It is commonplace to consider taste as the organ through which we know beauty and enjoy beautiful things. Looking beyond this facade, the newest translation of Italian philosopher Giorgio Agamben's work lays bare the far-from-comforting character of a fault line that irremediably divides the human subject. At the crossroads of truth and beauty, cognition and pleasure, taste appears as a knowledge that is not known and a pleasure that is not enjoyed. From this vantage point, aesthetics and economics, Homo aestheticus and Homo economicus reveal their secret and uncanny complicity. With Taste, Agamben takes a step into the history of philosophy, reaching to the very origins of aesthetics, to critically recover the roots of a cardinal concept for Western culture. Agamben is the rare writer whose ideas and works have a broad appeal across many fields, and with taste he turns his critical eye to the realm of Western art and aesthetics.
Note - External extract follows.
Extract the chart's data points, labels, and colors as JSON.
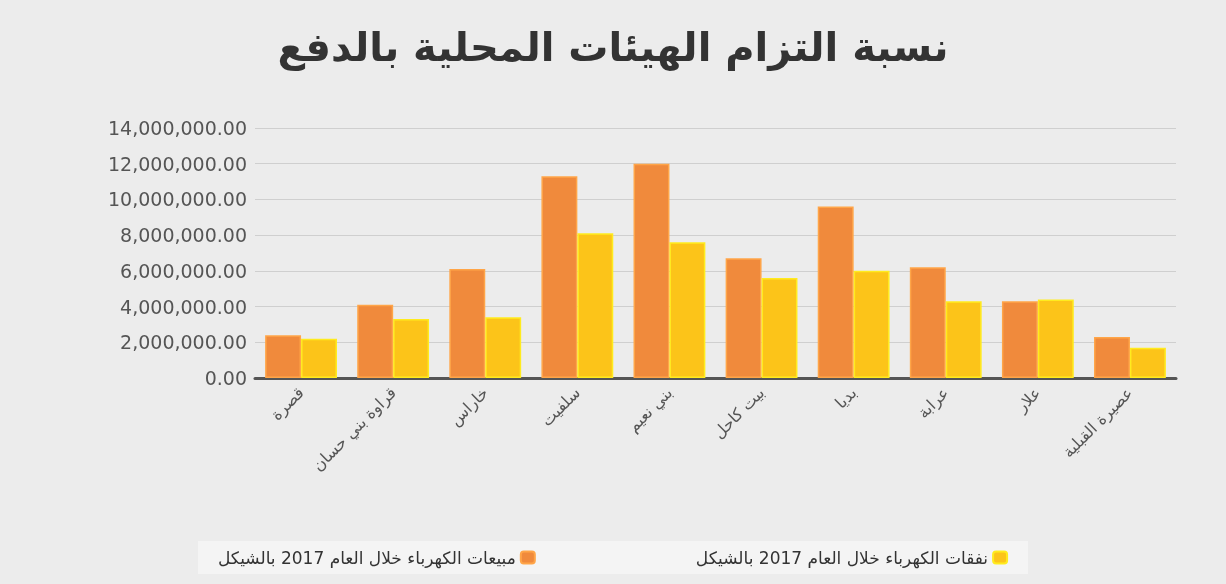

Originally written in 1979, this essay illuminates a key category in his most recent writings, promising to engage not only the author's readers in philosophy, sociology and literary criticism but also his growing audience among art theorists and historians as well.
About the Author
Giorgio Agamben, an Italian philosopher and political theorist, teaches at the IUAV University in Venice and holds the Baruch Spinoza Chair at the European Graduate School. His most recent works available in English translation from Stanford University Press include "What is an Apparatus?" and Other Essays (2009), Nudities (2010), and The Sacrament of Language(2011).